In a summit last year in April, Chinese President Xi Jinping promised Narendra Modi to increase its imports from India starting from rice , sugar and pharmaceuticals but it has had minor impact on a widely imbalanced trading relationship.
New figures as per China’s general administration of customs give an alarming look of trade relations of India and China. In 2018, two-way trade reached $95.5 billion, up 13 per cent from the previous year (when it stood at $84.4 billion). India’s imports, however, made up just $18.8 billion.
India’s trade has increased but also its trade deficit has increased. The imbalance has increased to $ 58 billion which was $51 billion in 2017. China’s exports to India comprises upto 80 percent of two-way trade which comes to $76.6 billion.
Amidst the history of sour relationship between the two nations, trade has tried to play an important role since the past two decades. Two way trade is upto one third in the past five years.

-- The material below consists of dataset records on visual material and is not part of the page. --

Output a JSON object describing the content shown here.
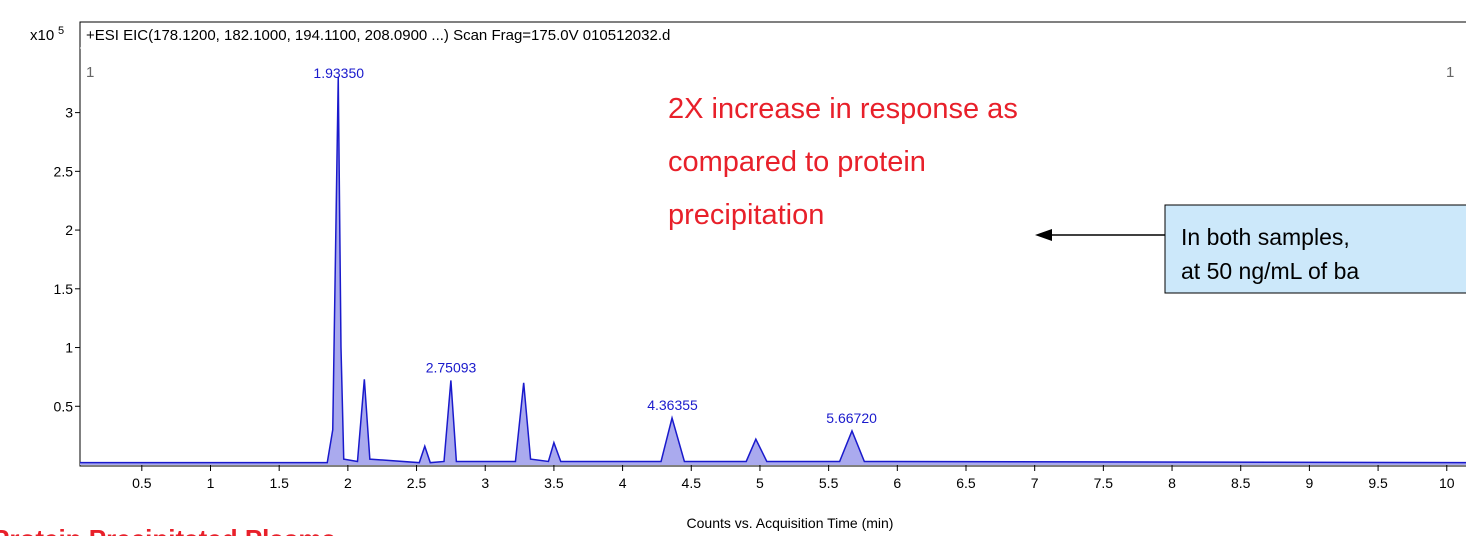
{
  "chart_data": {
    "type": "line",
    "header": "+ESI EIC(178.1200, 182.1000, 194.1100, 208.0900 ...) Scan Frag=175.0V 010512032.d",
    "y_multiplier": "x10",
    "y_exponent": "5",
    "panel_marks": [
      "1",
      "1"
    ],
    "xlabel": "Counts vs. Acquisition Time (min)",
    "x": [
      0.05,
      1.0,
      1.85,
      1.89,
      1.91,
      1.93,
      1.95,
      1.97,
      2.07,
      2.12,
      2.16,
      2.52,
      2.56,
      2.6,
      2.7,
      2.75,
      2.79,
      3.22,
      3.28,
      3.33,
      3.46,
      3.5,
      3.55,
      4.28,
      4.36,
      4.45,
      4.9,
      4.97,
      5.05,
      5.58,
      5.67,
      5.76,
      10.14
    ],
    "series": [
      {
        "name": "EIC",
        "color": "#1a1acc",
        "fill": "#aaaaee",
        "values": [
          0.02,
          0.02,
          0.02,
          0.3,
          1.8,
          3.3,
          1.0,
          0.05,
          0.03,
          0.73,
          0.05,
          0.02,
          0.16,
          0.02,
          0.03,
          0.72,
          0.03,
          0.03,
          0.7,
          0.05,
          0.03,
          0.19,
          0.03,
          0.03,
          0.4,
          0.03,
          0.03,
          0.22,
          0.03,
          0.03,
          0.29,
          0.03,
          0.02
        ]
      }
    ],
    "peak_labels": [
      {
        "value": 1.9335,
        "label": "1.93350"
      },
      {
        "value": 2.75093,
        "label": "2.75093"
      },
      {
        "value": 4.36355,
        "label": "4.36355"
      },
      {
        "value": 5.6672,
        "label": "5.66720"
      }
    ],
    "xlim": [
      0.05,
      10.14
    ],
    "xticks": [
      0.5,
      1,
      1.5,
      2,
      2.5,
      3,
      3.5,
      4,
      4.5,
      5,
      5.5,
      6,
      6.5,
      7,
      7.5,
      8,
      8.5,
      9,
      9.5,
      10
    ],
    "ylim": [
      0,
      3.55
    ],
    "yticks": [
      0.5,
      1,
      1.5,
      2,
      2.5,
      3
    ],
    "annotation": [
      "2X increase in response as",
      "compared to protein",
      "precipitation"
    ],
    "callout": [
      "In both samples,",
      "at 50 ng/mL of ba"
    ],
    "sample_label": "Protein Precipitated Plasma"
  }
}
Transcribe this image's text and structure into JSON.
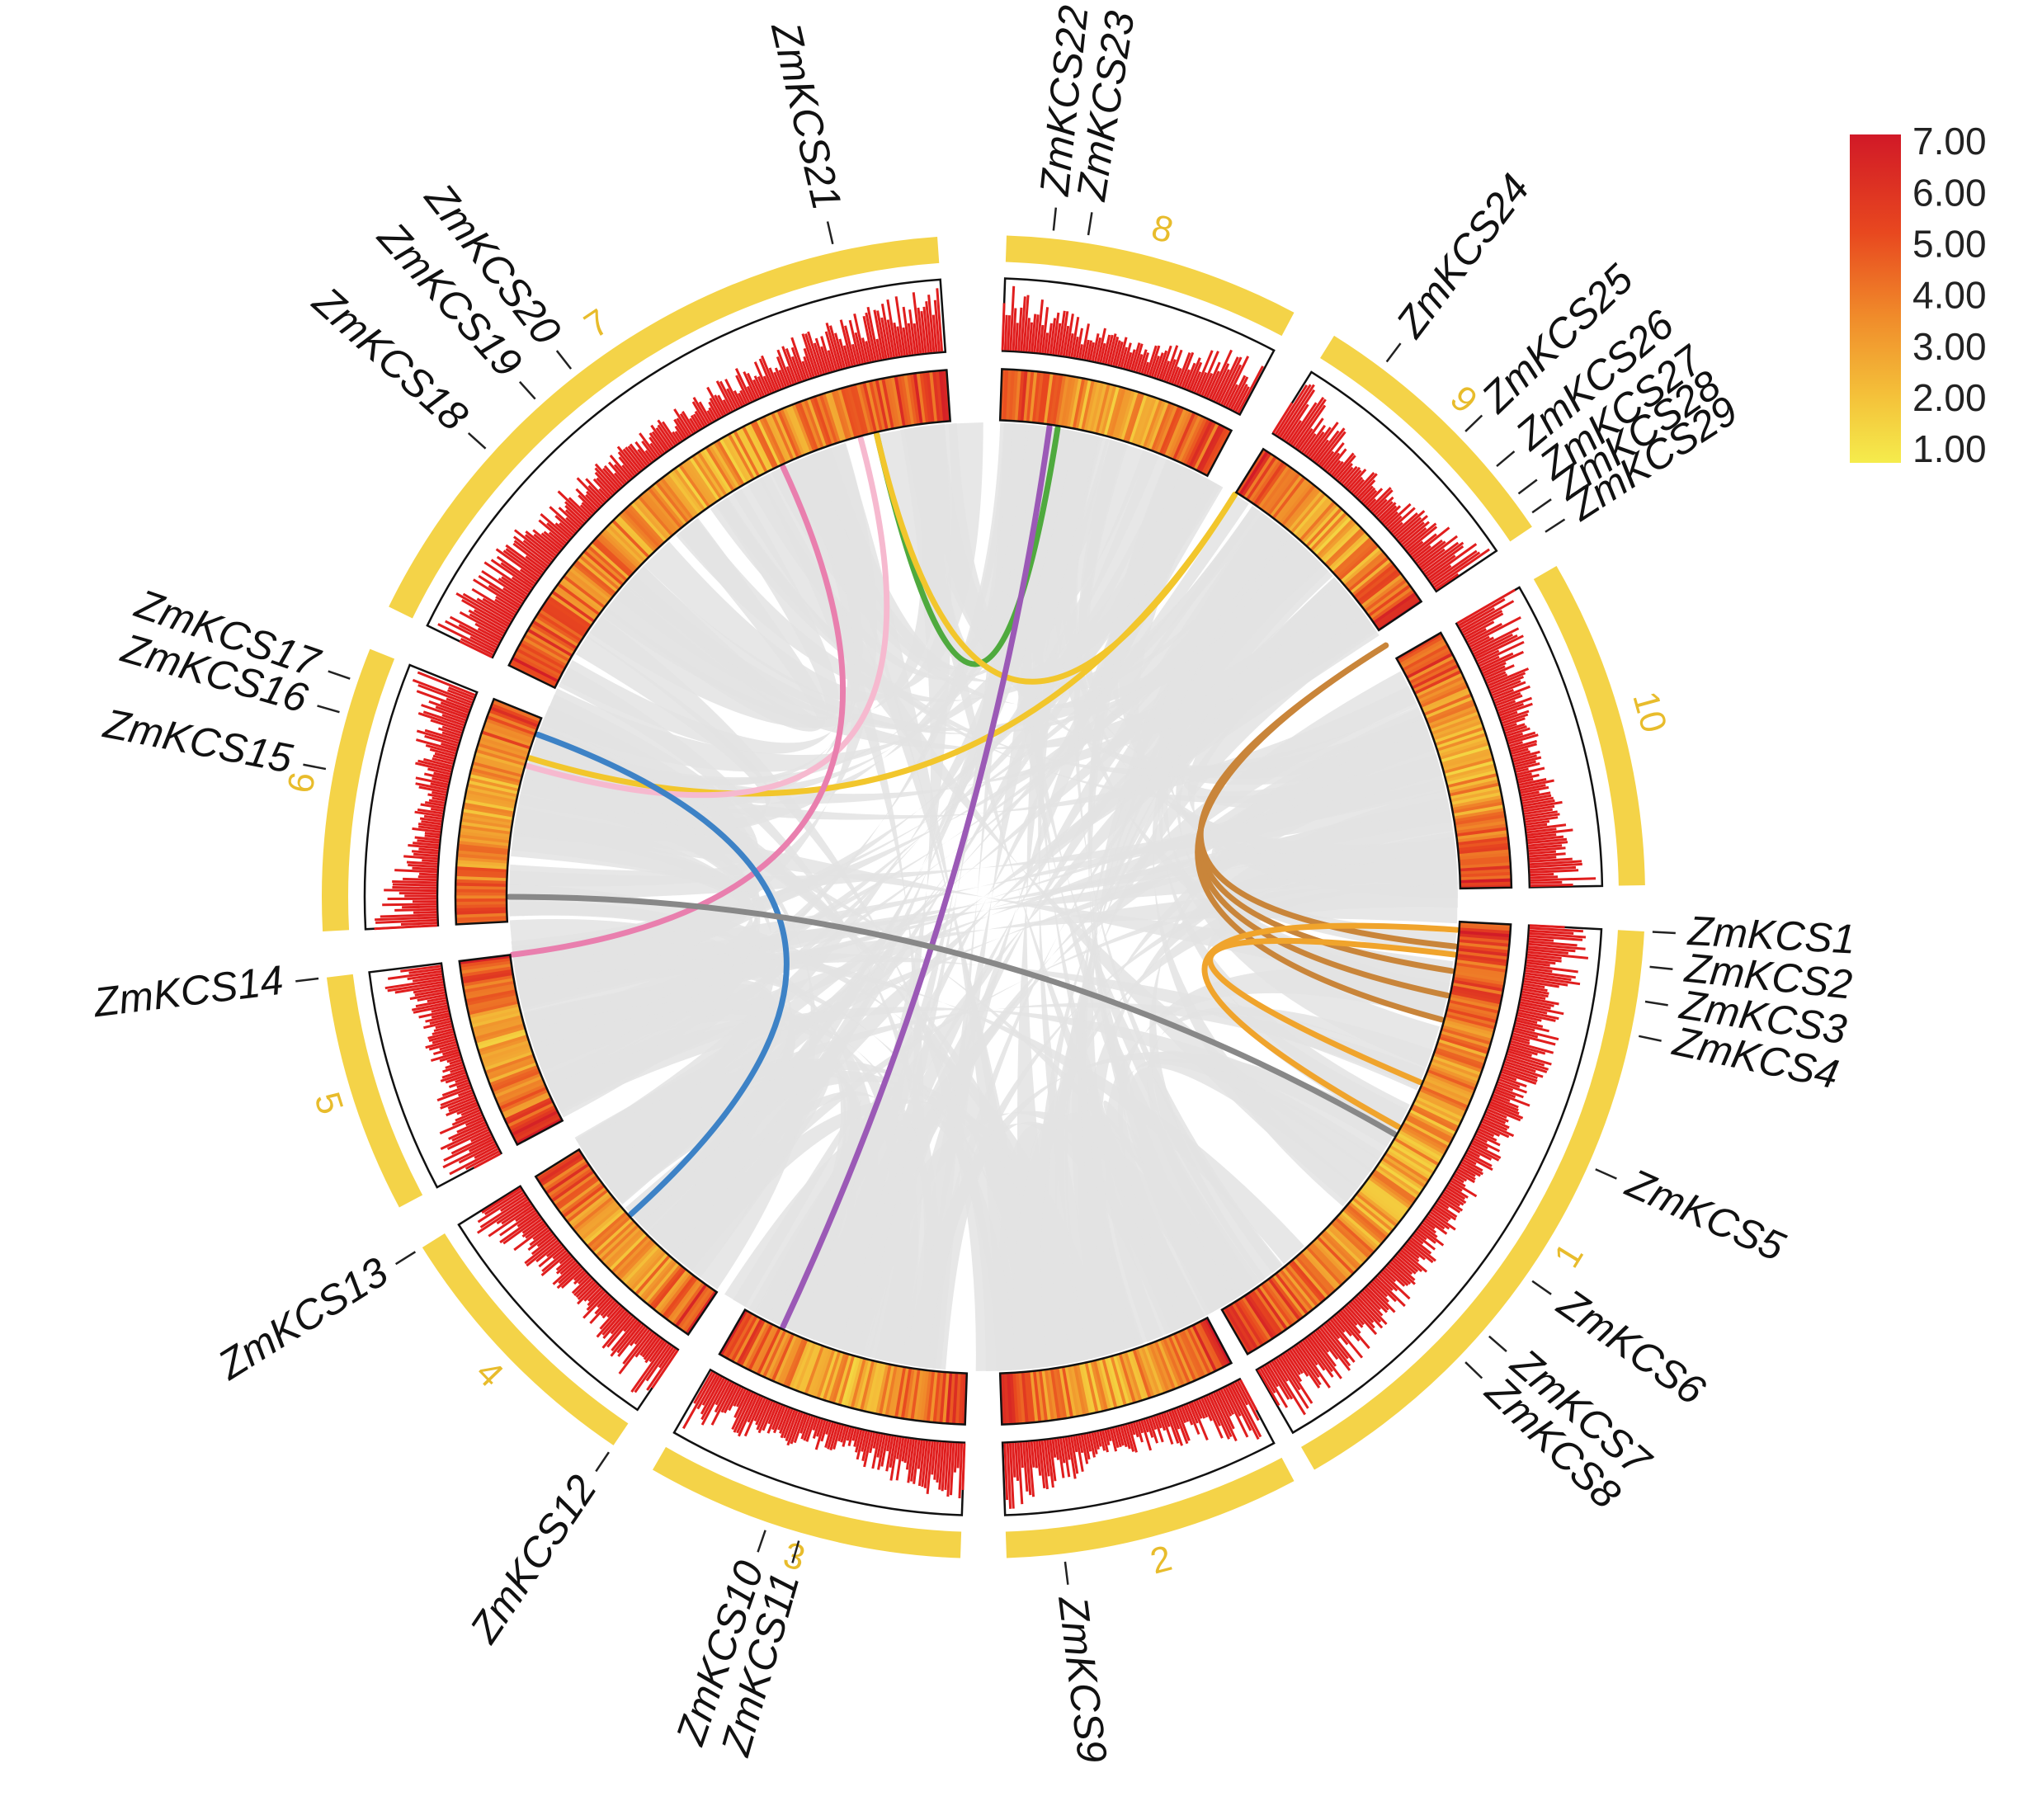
{
  "chromosomes": [
    {
      "label": "1",
      "start": 93,
      "end": 150
    },
    {
      "label": "2",
      "start": 152,
      "end": 178
    },
    {
      "label": "3",
      "start": 182,
      "end": 210
    },
    {
      "label": "4",
      "start": 214,
      "end": 238
    },
    {
      "label": "5",
      "start": 242,
      "end": 263
    },
    {
      "label": "6",
      "start": 267,
      "end": 292
    },
    {
      "label": "7",
      "start": 296,
      "end": 356
    },
    {
      "label": "8",
      "start": 2,
      "end": 28
    },
    {
      "label": "9",
      "start": 32,
      "end": 56
    },
    {
      "label": "10",
      "start": 60,
      "end": 89
    }
  ],
  "genes": [
    {
      "name": "ZmKCS1",
      "angle": 93
    },
    {
      "name": "ZmKCS2",
      "angle": 96
    },
    {
      "name": "ZmKCS3",
      "angle": 99
    },
    {
      "name": "ZmKCS4",
      "angle": 102
    },
    {
      "name": "ZmKCS5",
      "angle": 114
    },
    {
      "name": "ZmKCS6",
      "angle": 125
    },
    {
      "name": "ZmKCS7",
      "angle": 131
    },
    {
      "name": "ZmKCS8",
      "angle": 134
    },
    {
      "name": "ZmKCS9",
      "angle": 173
    },
    {
      "name": "ZmKCS10",
      "angle": 199
    },
    {
      "name": "ZmKCS11",
      "angle": 196
    },
    {
      "name": "ZmKCS12",
      "angle": 214
    },
    {
      "name": "ZmKCS13",
      "angle": 238
    },
    {
      "name": "ZmKCS14",
      "angle": 263
    },
    {
      "name": "ZmKCS15",
      "angle": 281
    },
    {
      "name": "ZmKCS16",
      "angle": 286
    },
    {
      "name": "ZmKCS17",
      "angle": 289
    },
    {
      "name": "ZmKCS18",
      "angle": 312
    },
    {
      "name": "ZmKCS19",
      "angle": 318
    },
    {
      "name": "ZmKCS20",
      "angle": 322
    },
    {
      "name": "ZmKCS21",
      "angle": 347
    },
    {
      "name": "ZmKCS22",
      "angle": 6
    },
    {
      "name": "ZmKCS23",
      "angle": 9
    },
    {
      "name": "ZmKCS24",
      "angle": 37
    },
    {
      "name": "ZmKCS25",
      "angle": 46
    },
    {
      "name": "ZmKCS26",
      "angle": 50
    },
    {
      "name": "ZmKCS27",
      "angle": 53
    },
    {
      "name": "ZmKCS28",
      "angle": 55
    },
    {
      "name": "ZmKCS29",
      "angle": 57
    }
  ],
  "links": [
    {
      "from": 9,
      "to": 347,
      "color": "#4faa3e"
    },
    {
      "from": 32,
      "to": 347,
      "color": "#f2c62c"
    },
    {
      "from": 32,
      "to": 287,
      "color": "#f2c62c"
    },
    {
      "from": 345,
      "to": 286,
      "color": "#f6b9cf"
    },
    {
      "from": 335,
      "to": 263,
      "color": "#e97fae"
    },
    {
      "from": 290,
      "to": 228,
      "color": "#3d82c6"
    },
    {
      "from": 8,
      "to": 205,
      "color": "#9b59b6"
    },
    {
      "from": 270,
      "to": 120,
      "color": "#888888"
    },
    {
      "from": 58,
      "to": 96,
      "color": "#c9853a"
    },
    {
      "from": 58,
      "to": 99,
      "color": "#c9853a"
    },
    {
      "from": 58,
      "to": 102,
      "color": "#c9853a"
    },
    {
      "from": 58,
      "to": 105,
      "color": "#c9853a"
    },
    {
      "from": 94,
      "to": 119,
      "color": "#f0a42c"
    },
    {
      "from": 97,
      "to": 113,
      "color": "#f0a42c"
    }
  ],
  "colors": {
    "chromosome": "#f4d348",
    "density_bar": "#e01e1e",
    "link_background": "#e3e3e3",
    "heat_low": "#f5e94c",
    "heat_high": "#d11927"
  },
  "legend": {
    "ticks": [
      "7.00",
      "6.00",
      "5.00",
      "4.00",
      "3.00",
      "2.00",
      "1.00"
    ],
    "max": 7,
    "min": 1
  }
}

As per the talks between Indian Prime Minister and Chinese President about the trade of rice and sugar, India exports them to China but according tot experts exports of rice and sugar would not make a huge difference to this deficit.
Indias largest concern is lack of market access for IT and pharma companies. The problem lies only with India and this is the main target of US to carry out a trade war with China. Moreover, US market and technology is still invaluable for China.
Part of India’s problem is that it has lacks to come up with proper trade strategies. India opened a market worth ton of billions of dollars for China without getting Chinese investments in India or even securing a space for Indian companies in China.
China has imposed a range of tariff barriers in various sectors of Indian trade especially IT and Pharma where these companies suffer a backlog.
China’s market is complex and like most of the growing countries India does not a have a chamber of commerce in Beijing to navigate the companies regarding the rules and policies. The Confederation of Indian Industry (CII) has had a representative office in Shanghai that has admirably championed Indian firms, but with very modest resources.
Lack of trade strategy in India has helped China to enter from telecom to power and profit from Indian organization without any research and without opening markets for India in China. India is now the biggest overseas market for Chinese mobile phones, there are only a handful who manufacture in India.
Beijing has been smart enough to attract foreign companies at the same time absorbing their expertise and development. India needs to follow a coherent strategy and find international markets. Or make China to manufacture in India and not merely sell in India.